As far as we have been able to examine the statutes of those states the lien is universally of limited duration, and is often subject to conditions which render it a very precarious security for the creditor. In Tennessee, Virginia and Texas, the duration is only one year, unless execution is taken out and levied within that time. In California it is two years. In Missouri and Arkansas three years. In Pennsylvania five years, subject to the' right of reviving it under prescribed conditions. In Illinois it is seven years, and in New York, *416Indiana, Iowa, Minnesota and Wisconsin ten years. • In Michigan it is five years, but is confined to certain classes of cases. In Ohio judgments cease to operate as liens if execution does not issue within five years, and they lose their preference against all other boná fide- creditors if execution is not levied in one year, unless the delay is caused by appeal, injunction or the like.

The construction we have given to the law of 1878 we believe is in full harmony with its spirit and letter, and with the intention of the legislature. One prominent object of the law was to provide a more economical, convenient and equitaable method of enforcing a judgment and to make it for the interest of both parties to adopt it instead of the old method.
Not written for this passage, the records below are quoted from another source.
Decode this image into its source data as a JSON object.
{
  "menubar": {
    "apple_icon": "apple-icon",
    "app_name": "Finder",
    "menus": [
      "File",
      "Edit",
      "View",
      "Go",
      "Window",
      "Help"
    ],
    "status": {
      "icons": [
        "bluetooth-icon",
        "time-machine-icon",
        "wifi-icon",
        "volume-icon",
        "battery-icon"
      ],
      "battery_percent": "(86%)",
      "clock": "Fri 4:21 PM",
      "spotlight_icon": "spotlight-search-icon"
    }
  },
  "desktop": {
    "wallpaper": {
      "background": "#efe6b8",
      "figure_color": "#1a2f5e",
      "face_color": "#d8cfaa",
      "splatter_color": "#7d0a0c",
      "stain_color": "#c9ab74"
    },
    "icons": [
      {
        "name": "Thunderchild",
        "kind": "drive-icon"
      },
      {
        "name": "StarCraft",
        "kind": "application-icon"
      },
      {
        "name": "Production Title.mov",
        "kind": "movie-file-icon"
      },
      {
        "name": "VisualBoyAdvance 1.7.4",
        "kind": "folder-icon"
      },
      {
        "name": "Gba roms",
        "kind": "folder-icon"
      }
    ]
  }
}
The creditor can avoid the hazard of having his levy defeated by some technical objection to the mode of procedure and can rest in the confident assurance that his debt will ultimately be paid if the premises are worth more than the judgment. And on the other hand the debtor avoids a considerable expense and the risk of hasty and inadequate appraisal, and the still greater risk of having his remaining land impaired in value by carving out and vesting irrevocably in another some part which is perhaps greatly needed for the profitable occupation of the rest. It is also a great benefit to the debtor to have time to redeem and to have it in his power to repossess himself of his property by paying the amount of the judgment.

It is quite true that the law does not compel the creditor to enforce his judgment exclusively by filing and pursuing his lien. It is optional with him to pursue the old method of levying his execution. But where the property of the debtor consists of land, we believe, for reasons already suggested, that he will prefer to take his judgment lien. And this leads us further to remark, that if we should adopt the defendant’s construction of the statute, it would practically defeat its beneficent object, to the injury of both the immediate parties to the judgment, without any resulting benefit to the general creditors of the insolvent.

As the levy on the real estate can usually be completed in a day and the title thus be made indefeasible in the creditor, *417he would never knowingly consent to take instead a simple lien which any subsequent assignment in insolvency within sixty days would destroy.

In the present case the plaintiff had eleven days to perfect and complete the levy of an execution, and it is certain that if he had been shut up to the alternative suggested he would have adopted that mode in order to make his title indefeasible.

The Court of Common Pleas is advised that the lien in question was not discharged by operation of law, and that judgment should be rendered for the plaintiff.

In this opinion the other judges concurred.